Q: How do these trends create opportunities?
Ivascyn: These trends are shifting the opportunity set in favor of certain sectors and strategies.
As financial institutions deleverage and sell non-core assets, for instance, we are looking to capitalize on potential dislocations that may result in investment solutions for our clients. These distressed sales have the potential to generate attractive risk-adjusted returns. In Europe, we expect banks will dispose of some $1 trillion in non-core assets, including residential and commercial real estate as well as corporate securities.
This is slightly less than what the market had predicted as banks recently have been successful at raising additional capital in the marketplace. Relative to the capital dedicated to those opportunities, it remains a quite large and significant investment opportunity.
Moreover, the prolonged and significant dislocation in some legacy structured products will continue to result in investment opportunities. Compared with the pre-crisis environment, the number of assets getting securitized and then rated by ratings agencies has fallen sharply, which has led to significant opportunities for investors that are not constrained by ratings.

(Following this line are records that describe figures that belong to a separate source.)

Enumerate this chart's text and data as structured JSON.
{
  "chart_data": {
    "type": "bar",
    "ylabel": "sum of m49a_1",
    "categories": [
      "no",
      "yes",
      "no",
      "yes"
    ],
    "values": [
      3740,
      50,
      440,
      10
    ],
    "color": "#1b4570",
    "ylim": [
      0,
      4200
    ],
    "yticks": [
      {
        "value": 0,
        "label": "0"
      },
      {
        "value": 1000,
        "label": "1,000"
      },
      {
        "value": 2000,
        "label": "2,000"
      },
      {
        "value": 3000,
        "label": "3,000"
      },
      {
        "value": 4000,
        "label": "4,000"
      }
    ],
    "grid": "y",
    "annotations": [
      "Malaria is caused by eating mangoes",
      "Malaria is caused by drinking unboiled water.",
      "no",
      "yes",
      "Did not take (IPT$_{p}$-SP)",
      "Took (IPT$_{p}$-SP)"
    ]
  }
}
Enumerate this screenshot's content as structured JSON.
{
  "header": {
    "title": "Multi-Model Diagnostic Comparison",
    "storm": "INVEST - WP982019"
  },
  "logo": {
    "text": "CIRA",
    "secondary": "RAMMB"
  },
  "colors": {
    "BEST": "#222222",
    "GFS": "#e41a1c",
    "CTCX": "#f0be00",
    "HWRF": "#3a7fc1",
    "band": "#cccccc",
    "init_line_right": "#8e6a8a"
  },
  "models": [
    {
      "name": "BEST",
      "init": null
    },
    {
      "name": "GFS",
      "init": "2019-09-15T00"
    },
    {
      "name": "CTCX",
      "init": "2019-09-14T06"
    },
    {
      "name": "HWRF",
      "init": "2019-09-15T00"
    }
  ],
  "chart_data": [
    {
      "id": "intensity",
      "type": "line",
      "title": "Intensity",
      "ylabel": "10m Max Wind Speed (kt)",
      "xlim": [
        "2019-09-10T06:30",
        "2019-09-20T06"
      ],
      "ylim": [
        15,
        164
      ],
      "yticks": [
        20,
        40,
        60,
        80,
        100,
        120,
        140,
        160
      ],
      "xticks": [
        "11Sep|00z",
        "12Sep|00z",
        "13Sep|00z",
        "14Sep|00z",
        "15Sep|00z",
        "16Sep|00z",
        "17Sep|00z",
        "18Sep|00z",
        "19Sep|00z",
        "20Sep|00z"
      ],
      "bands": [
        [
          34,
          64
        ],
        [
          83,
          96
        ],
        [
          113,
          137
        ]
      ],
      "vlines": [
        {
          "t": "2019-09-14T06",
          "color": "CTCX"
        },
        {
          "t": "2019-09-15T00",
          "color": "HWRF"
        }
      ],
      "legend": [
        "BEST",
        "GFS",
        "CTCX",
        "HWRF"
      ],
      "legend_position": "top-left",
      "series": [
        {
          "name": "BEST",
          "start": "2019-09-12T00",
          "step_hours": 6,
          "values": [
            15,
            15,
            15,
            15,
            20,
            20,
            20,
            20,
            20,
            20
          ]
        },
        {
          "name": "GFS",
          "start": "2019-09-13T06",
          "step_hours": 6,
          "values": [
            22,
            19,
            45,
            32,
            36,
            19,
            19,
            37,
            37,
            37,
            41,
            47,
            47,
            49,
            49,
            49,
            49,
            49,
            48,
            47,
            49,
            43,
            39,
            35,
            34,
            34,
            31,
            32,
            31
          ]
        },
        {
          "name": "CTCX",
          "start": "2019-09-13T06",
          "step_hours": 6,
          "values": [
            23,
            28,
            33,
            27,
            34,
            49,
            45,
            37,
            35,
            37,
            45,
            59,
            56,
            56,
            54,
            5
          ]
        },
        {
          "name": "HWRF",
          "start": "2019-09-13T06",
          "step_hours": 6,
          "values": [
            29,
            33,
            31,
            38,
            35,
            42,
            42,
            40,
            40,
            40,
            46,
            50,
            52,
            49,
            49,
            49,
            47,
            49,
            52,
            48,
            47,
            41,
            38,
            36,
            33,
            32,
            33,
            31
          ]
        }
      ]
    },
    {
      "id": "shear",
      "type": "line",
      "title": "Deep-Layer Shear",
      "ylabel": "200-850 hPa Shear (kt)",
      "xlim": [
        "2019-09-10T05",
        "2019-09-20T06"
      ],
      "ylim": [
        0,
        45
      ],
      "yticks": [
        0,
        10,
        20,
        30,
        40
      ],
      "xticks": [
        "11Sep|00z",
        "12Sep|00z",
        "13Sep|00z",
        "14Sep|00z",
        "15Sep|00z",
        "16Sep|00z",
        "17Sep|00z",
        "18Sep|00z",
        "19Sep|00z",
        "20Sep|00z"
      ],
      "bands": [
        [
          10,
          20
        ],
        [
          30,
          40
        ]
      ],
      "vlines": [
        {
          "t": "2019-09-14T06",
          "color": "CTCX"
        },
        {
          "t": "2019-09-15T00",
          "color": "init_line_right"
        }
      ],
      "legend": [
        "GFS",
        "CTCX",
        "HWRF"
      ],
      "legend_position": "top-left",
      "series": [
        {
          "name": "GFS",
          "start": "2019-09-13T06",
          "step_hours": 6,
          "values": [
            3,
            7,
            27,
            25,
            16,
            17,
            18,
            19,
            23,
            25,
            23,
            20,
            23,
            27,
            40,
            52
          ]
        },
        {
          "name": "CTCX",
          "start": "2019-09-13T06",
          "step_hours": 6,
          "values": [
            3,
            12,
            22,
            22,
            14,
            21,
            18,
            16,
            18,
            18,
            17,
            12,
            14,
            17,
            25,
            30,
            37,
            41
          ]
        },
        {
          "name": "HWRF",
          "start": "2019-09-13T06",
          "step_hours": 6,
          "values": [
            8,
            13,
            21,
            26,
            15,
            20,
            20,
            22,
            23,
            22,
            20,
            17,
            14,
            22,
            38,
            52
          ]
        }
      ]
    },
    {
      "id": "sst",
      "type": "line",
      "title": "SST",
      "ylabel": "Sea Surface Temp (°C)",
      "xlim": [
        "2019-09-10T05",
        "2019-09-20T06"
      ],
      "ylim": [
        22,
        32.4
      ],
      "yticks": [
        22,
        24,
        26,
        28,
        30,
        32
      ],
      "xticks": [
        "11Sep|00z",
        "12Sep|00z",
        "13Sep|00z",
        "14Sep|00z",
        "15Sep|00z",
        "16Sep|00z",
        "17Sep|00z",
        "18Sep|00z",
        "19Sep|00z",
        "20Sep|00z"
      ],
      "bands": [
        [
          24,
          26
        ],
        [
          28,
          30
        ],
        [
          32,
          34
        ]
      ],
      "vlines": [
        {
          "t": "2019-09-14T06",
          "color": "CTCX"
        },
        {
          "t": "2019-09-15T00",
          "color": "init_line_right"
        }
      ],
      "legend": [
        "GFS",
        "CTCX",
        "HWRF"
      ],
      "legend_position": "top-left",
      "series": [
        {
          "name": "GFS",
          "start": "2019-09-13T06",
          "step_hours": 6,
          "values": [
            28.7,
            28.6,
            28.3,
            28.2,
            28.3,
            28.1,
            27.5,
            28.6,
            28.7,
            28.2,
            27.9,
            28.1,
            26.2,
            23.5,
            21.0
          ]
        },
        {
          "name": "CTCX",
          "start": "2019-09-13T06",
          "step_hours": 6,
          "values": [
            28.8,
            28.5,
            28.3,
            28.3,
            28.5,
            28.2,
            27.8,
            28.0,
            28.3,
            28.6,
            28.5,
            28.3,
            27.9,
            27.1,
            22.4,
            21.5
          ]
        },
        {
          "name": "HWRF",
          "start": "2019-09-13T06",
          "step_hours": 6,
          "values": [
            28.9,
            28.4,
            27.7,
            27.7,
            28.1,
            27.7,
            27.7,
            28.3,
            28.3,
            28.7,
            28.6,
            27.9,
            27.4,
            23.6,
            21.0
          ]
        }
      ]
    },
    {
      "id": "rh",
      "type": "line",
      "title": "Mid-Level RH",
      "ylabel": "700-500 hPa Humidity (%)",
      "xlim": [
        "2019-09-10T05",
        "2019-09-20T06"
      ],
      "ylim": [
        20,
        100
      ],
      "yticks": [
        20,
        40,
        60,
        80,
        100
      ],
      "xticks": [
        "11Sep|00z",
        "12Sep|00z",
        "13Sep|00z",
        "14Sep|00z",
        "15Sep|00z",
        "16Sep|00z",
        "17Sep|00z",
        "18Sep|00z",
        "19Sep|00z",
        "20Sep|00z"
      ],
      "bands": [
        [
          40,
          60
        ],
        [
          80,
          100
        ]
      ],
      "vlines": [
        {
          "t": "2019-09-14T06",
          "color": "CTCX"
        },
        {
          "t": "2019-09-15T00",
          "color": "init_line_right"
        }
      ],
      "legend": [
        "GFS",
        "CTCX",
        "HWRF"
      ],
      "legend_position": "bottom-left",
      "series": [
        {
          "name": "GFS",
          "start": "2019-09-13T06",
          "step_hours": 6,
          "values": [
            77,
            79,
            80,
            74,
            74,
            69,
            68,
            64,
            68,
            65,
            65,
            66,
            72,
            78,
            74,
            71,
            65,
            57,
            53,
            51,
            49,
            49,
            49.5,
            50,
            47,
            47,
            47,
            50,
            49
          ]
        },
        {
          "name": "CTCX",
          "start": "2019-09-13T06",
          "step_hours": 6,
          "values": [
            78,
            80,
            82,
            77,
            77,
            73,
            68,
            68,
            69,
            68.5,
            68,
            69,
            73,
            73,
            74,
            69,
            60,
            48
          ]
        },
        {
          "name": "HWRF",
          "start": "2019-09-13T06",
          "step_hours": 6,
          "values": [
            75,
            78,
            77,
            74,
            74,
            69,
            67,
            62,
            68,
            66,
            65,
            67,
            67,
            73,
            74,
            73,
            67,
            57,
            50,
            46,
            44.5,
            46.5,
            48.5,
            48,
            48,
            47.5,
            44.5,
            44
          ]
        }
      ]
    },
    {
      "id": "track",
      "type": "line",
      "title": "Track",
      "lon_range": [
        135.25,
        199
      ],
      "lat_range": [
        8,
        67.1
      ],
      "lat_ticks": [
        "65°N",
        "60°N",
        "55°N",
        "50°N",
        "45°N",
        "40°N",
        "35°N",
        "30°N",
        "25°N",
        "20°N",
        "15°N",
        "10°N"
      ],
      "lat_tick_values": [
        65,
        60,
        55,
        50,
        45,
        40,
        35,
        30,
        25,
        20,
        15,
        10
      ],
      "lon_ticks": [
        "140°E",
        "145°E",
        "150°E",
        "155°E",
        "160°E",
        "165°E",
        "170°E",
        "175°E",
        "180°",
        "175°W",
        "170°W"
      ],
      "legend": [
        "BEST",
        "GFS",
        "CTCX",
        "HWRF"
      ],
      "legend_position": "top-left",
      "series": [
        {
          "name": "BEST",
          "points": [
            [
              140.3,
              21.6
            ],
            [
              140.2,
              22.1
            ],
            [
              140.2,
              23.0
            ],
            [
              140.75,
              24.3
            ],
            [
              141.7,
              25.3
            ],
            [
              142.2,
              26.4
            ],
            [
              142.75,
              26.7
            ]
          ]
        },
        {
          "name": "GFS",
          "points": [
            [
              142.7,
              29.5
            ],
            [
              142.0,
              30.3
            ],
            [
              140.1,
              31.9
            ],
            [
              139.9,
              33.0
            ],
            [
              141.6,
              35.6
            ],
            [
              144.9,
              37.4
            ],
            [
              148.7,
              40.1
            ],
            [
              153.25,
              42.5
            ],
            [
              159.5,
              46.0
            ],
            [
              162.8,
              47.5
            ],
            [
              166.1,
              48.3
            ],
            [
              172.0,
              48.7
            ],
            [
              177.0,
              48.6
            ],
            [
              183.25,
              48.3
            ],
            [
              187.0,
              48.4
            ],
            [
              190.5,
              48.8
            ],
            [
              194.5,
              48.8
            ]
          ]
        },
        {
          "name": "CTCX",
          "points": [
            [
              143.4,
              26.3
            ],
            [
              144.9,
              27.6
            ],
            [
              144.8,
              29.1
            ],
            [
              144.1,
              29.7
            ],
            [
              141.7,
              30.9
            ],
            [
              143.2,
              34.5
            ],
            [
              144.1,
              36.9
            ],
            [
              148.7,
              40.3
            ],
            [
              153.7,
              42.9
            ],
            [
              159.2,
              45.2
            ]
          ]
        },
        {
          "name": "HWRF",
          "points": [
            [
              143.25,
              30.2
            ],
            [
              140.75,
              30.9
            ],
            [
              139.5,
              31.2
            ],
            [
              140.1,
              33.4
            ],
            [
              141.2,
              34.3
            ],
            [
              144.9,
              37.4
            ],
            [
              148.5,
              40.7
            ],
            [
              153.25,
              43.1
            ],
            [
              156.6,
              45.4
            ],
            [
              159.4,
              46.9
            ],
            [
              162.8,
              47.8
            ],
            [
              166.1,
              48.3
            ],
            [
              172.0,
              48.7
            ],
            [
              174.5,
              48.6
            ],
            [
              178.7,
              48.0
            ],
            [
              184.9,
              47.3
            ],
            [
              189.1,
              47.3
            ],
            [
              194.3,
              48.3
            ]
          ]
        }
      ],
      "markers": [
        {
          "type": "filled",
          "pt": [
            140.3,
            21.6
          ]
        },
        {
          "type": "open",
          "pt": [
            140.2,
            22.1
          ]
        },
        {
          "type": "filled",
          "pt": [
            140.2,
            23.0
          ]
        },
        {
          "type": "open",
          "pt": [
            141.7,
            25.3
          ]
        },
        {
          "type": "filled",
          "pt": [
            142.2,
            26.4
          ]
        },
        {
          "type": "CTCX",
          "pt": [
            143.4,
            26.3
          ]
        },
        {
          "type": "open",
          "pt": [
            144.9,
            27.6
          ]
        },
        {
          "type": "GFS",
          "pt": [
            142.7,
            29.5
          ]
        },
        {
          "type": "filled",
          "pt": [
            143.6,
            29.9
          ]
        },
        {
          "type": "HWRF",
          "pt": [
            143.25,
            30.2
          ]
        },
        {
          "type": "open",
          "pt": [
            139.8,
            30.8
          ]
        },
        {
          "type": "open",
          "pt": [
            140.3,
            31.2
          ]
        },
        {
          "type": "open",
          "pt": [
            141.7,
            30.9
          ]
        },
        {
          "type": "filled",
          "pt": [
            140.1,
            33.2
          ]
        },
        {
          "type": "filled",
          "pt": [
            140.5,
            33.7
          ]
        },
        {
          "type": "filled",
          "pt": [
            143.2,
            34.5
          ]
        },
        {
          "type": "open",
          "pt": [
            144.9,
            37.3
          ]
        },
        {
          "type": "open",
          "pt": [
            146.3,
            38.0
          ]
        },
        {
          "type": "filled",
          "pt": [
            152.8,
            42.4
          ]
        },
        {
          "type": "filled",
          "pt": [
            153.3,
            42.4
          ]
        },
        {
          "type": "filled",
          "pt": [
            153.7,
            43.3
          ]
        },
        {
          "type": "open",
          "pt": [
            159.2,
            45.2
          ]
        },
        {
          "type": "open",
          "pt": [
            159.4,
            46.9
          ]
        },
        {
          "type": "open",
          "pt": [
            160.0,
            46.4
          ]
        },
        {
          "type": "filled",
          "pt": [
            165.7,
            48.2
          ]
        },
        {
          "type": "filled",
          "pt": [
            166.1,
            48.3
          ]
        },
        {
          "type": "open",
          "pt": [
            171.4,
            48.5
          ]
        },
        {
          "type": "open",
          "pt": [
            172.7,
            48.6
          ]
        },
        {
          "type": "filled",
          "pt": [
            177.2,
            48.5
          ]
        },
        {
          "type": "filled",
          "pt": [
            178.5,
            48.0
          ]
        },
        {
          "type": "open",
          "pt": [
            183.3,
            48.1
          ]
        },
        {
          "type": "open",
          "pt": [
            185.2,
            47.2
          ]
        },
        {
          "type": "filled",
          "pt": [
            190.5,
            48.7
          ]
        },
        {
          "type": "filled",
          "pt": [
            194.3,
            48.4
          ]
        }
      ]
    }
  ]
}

As markets heal, we anticipate there will be ways to exploit the return of market liquidity via securitizations. To make the most of these opportunities, however, investors will likely need the strengths of firms that have the capacity, diligence and experience to conduct deep analysis, offer and manage comprehensive solutions, and optimize eventual exits.
Another attractive opportunity is to provide capital in areas where banks are no longer participating. In the past, particularly pre-crisis, financial institutions and Wall Street broker-dealers committed a lot of capital to arbitrage away market mispricings and localized market volatility. Now these institutions are much less involved due to regulation as well as some bad experiences during the 2007–2008 period. As a result, these pricing displacements tend to linger a bit longer than previously. This is true across volatility markets, interest rate markets and credit markets, and provides opportunities to investors with longer-term investment horizons.
Q: What are the implications of The New Neutral for interest rates, and for income opportunities in fixed income strategies?
Ivascyn: Central banks are likely to remain accommodative and keep policy rates abnormally low for an extended period of time: longer, in fact, than most market participants seem to expect. In the U.S., for example, we view the Federal Reserve as moving slowly to a neutral policy rate of roughly 2% nominal in the years ahead (0% after adjusting for inflation – what we call The New Neutral rate).
Why the low policy rates? There remains excess capacity across global economies and labor markets, and shifting demographics, which will contribute to lower growth and reduce inflationary pressure. In addition, policymakers are likely to feel constrained by the overhang of global leverage, which remains at peak levels.
Given that the intermediate portion of the yield curve will benefit from the stability of policy rates, we find that portion of the yield curve to be attractive. In contrast, the long end of the interest rate curve is subject to significant mark-to-market volatility, and we do not believe that the current level of rates is sufficient to compensate for these risks.
In general, credit spreads are tight, but having the resources to scour the global opportunity set allows us to concentrate our capital in select opportunities that are attractive, such as in U.S. non-agency MBS, higher-quality emerging market opportunities and select senior secured corporate exposures.